Saturday 11 July 2009

Vatican condemns grave "crime" of abortion as Obama meets Pope Benedict

"In the designs of Providence there are no mere coincidences," according to Pope John Paul II.

How fitting then that the Vatican should choose the day, when news of the meeting of Barack Obama (the USA's abortion president) with Pope Benedict is flashing around the world, to clarify Catholic teaching on the "grave sin" of "formal co-operation with abortion".

In an article in Osservatore Romano, released yesterday, the Sacred Congregation for the Doctrine of the Faith made a point of praising the role of His Excellency Archbishop José Cardoso Sobrinho, the former archbishop of Olinda and Recife, for giving every pastoral care to a nine year old girl who had an abortion when it was found she was expecting twins, and her family.
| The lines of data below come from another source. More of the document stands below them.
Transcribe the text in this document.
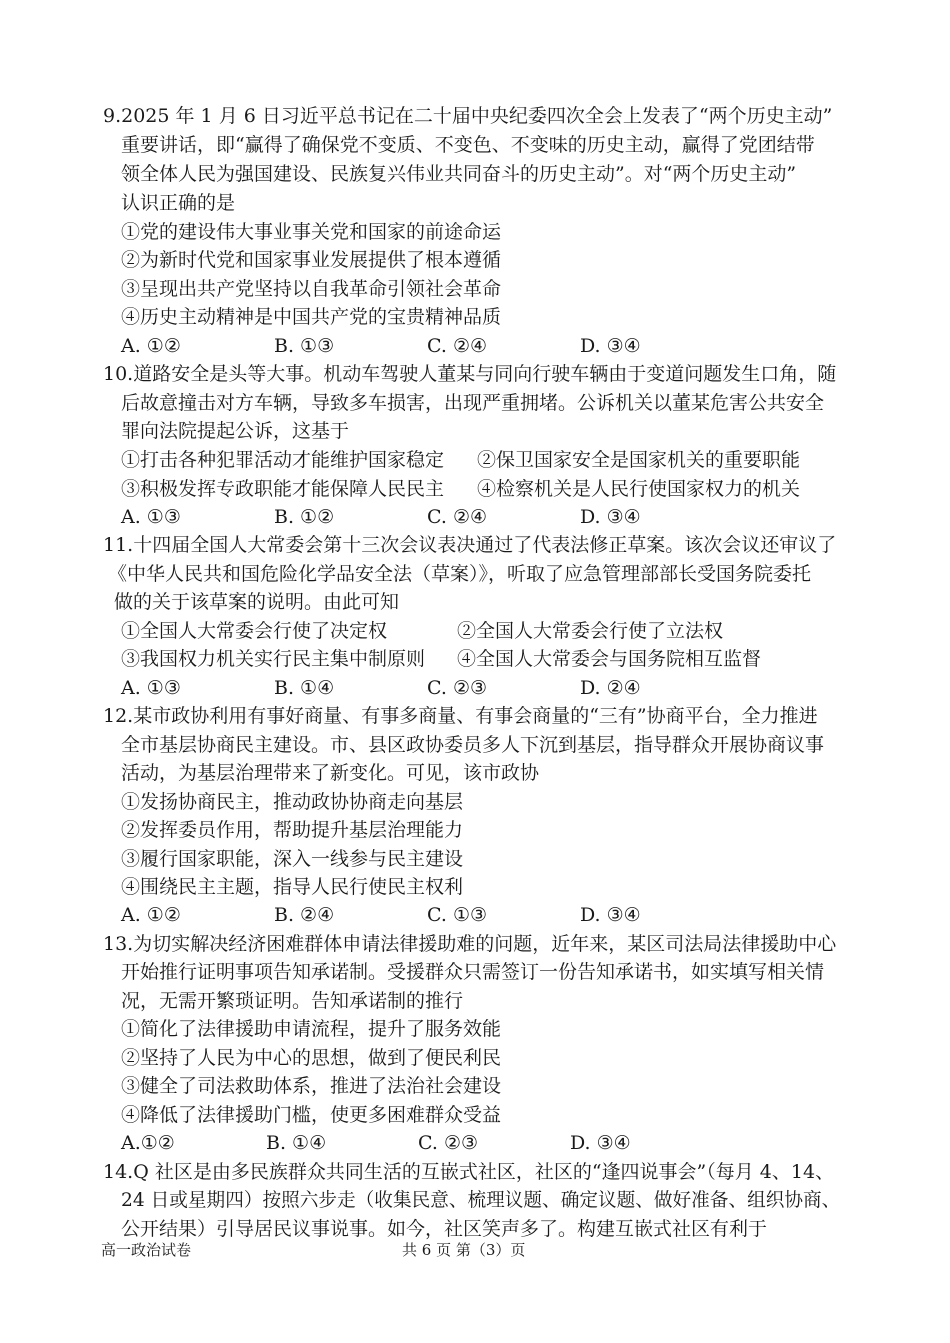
9.2025 年 1 月 6 日习近平总书记在二十届中央纪委四次全会上发表了“两个历史主动”
重要讲话，即“赢得了确保党不变质、不变色、不变味的历史主动，赢得了党团结带
领全体人民为强国建设、民族复兴伟业共同奋斗的历史主动”。对“两个历史主动”
认识正确的是
①党的建设伟大事业事关党和国家的前途命运
②为新时代党和国家事业发展提供了根本遵循
③呈现出共产党坚持以自我革命引领社会革命
④历史主动精神是中国共产党的宝贵精神品质
A. ①②	B. ①③	C. ②④	D. ③④
10.道路安全是头等大事。机动车驾驶人董某与同向行驶车辆由于变道问题发生口角，随
后故意撞击对方车辆，导致多车损害，出现严重拥堵。公诉机关以董某危害公共安全
罪向法院提起公诉，这基于
①打击各种犯罪活动才能维护国家稳定 ②保卫国家安全是国家机关的重要职能
③积极发挥专政职能才能保障人民民主 ④检察机关是人民行使国家权力的机关
A. ①③	B. ①②	C. ②④	D. ③④
11.十四届全国人大常委会第十三次会议表决通过了代表法修正草案。该次会议还审议了
《中华人民共和国危险化学品安全法（草案）》，听取了应急管理部部长受国务院委托
做的关于该草案的说明。由此可知
①全国人大常委会行使了决定权	②全国人大常委会行使了立法权
③我国权力机关实行民主集中制原则 ④全国人大常委会与国务院相互监督
A. ①③	B. ①④	C. ②③	D. ②④
12.某市政协利用有事好商量、有事多商量、有事会商量的“三有”协商平台，全力推进
全市基层协商民主建设。市、县区政协委员多人下沉到基层，指导群众开展协商议事
活动，为基层治理带来了新变化。可见，该市政协
①发扬协商民主，推动政协协商走向基层
②发挥委员作用，帮助提升基层治理能力
③履行国家职能，深入一线参与民主建设
④围绕民主主题，指导人民行使民主权利
A. ①②	B. ②④	C. ①③	D. ③④
13.为切实解决经济困难群体申请法律援助难的问题，近年来，某区司法局法律援助中心
开始推行证明事项告知承诺制。受援群众只需签订一份告知承诺书，如实填写相关情
况，无需开繁琐证明。告知承诺制的推行
①简化了法律援助申请流程，提升了服务效能
②坚持了人民为中心的思想，做到了便民利民
③健全了司法救助体系，推进了法治社会建设
④降低了法律援助门槛，使更多困难群众受益
A.①②	B. ①④	C. ②③	D. ③④
14.Q 社区是由多民族群众共同生活的互嵌式社区，社区的“逢四说事会”（每月 4、14、
24 日或星期四）按照六步走（收集民意、梳理议题、确定议题、做好准备、组织协商、
公开结果）引导居民议事说事。如今，社区笑声多了。构建互嵌式社区有利于
高一政治试卷	共 6 页 第（3）页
Last March I wrote about the courage and compassion of the greatly vilified Archbishop Sobrinho who announced publicly that all those involved in the abortion have incurred in excommunication latae sententiae (automatically) "except for the little girl, who is not morally responsible for this tragic act."

The article in Osservatore Romano explains the inappropriateness of the term "therapeutic" abortion, saying: "As for the problem of certain medical treatments with the end of preserving the health of the mother, two different cases should be distinguished: on one hand, a procedure which directly causes the death of the fetus, often called inappropriately a 'therapeutic' abortion, cannot be any more licit than the direct murder of an innocent human being; on the other hand, a procedure which is not itself abortive may have, as a collateral consequence, the death of the child: 'If, for instance, saving the life of the future mother, regardless of her state of pregnancy, would urgently demand a surgical procedure, or other therapeutic measure, which could have, as an accessory consequence, in no way willed by itself, but unavoidably, the death of the fetus, such act could not be called a direct attack against innocent life. In such conditions, the procedure may be considered licit, as other similar medical interventions, as long as a good of great worth, such as life, is involved, and it is not possible to postpone it until after the birth of the child, nor to resort to another efficacious remedy' (Pius XII, Address to the 'Fronte alla Famiglia' and the Associazione Famiglie Numerose, November 27, 1951)."

Finally, in a paragraph which may well be taken to refer to the strongly pro-abortion doctor who carried out the abortion on the nine-year old Brazilian girl, the Sacred Congregation for the Doctrine of the Faith reminds the world:

"Regarding the responsibility of health-care personnel, the words of Pope John Paul II should be recalled: 'Their profession calls for them to be guardians and servants of human life. In today's cultural and social context, in which science and the practice of medicine risk losing sight of their inherent ethical dimension, health-care professionals can be strongly tempted at times to become manipulators of life, or even agents of death. In the face of this temptation their responsibility today is greatly increased. Its deepest inspiration and strongest support lie in the intrinsic and undeniable ethical dimension of the health-care profession, something already recognized by the ancient and still relevant Hippocratic Oath, which requires every doctor to commit himself to absolute respect for human life and its sacredness' (Encyclical Evangelium Vitae, n. 89)."

Like millions of other pro-lifers around the world, I am delighted that the Vatican has vindicated the pastoral actions of the great Archbishop José Cardoso Sobrinho in the tragic case of the nine year old Brazilian girl - and I am grateful for the providential timing of the publication of this article in light of yesterday's meeting between Pope Benedict, and the US president who is so assiduously promoting abortion around the world as well as in the US.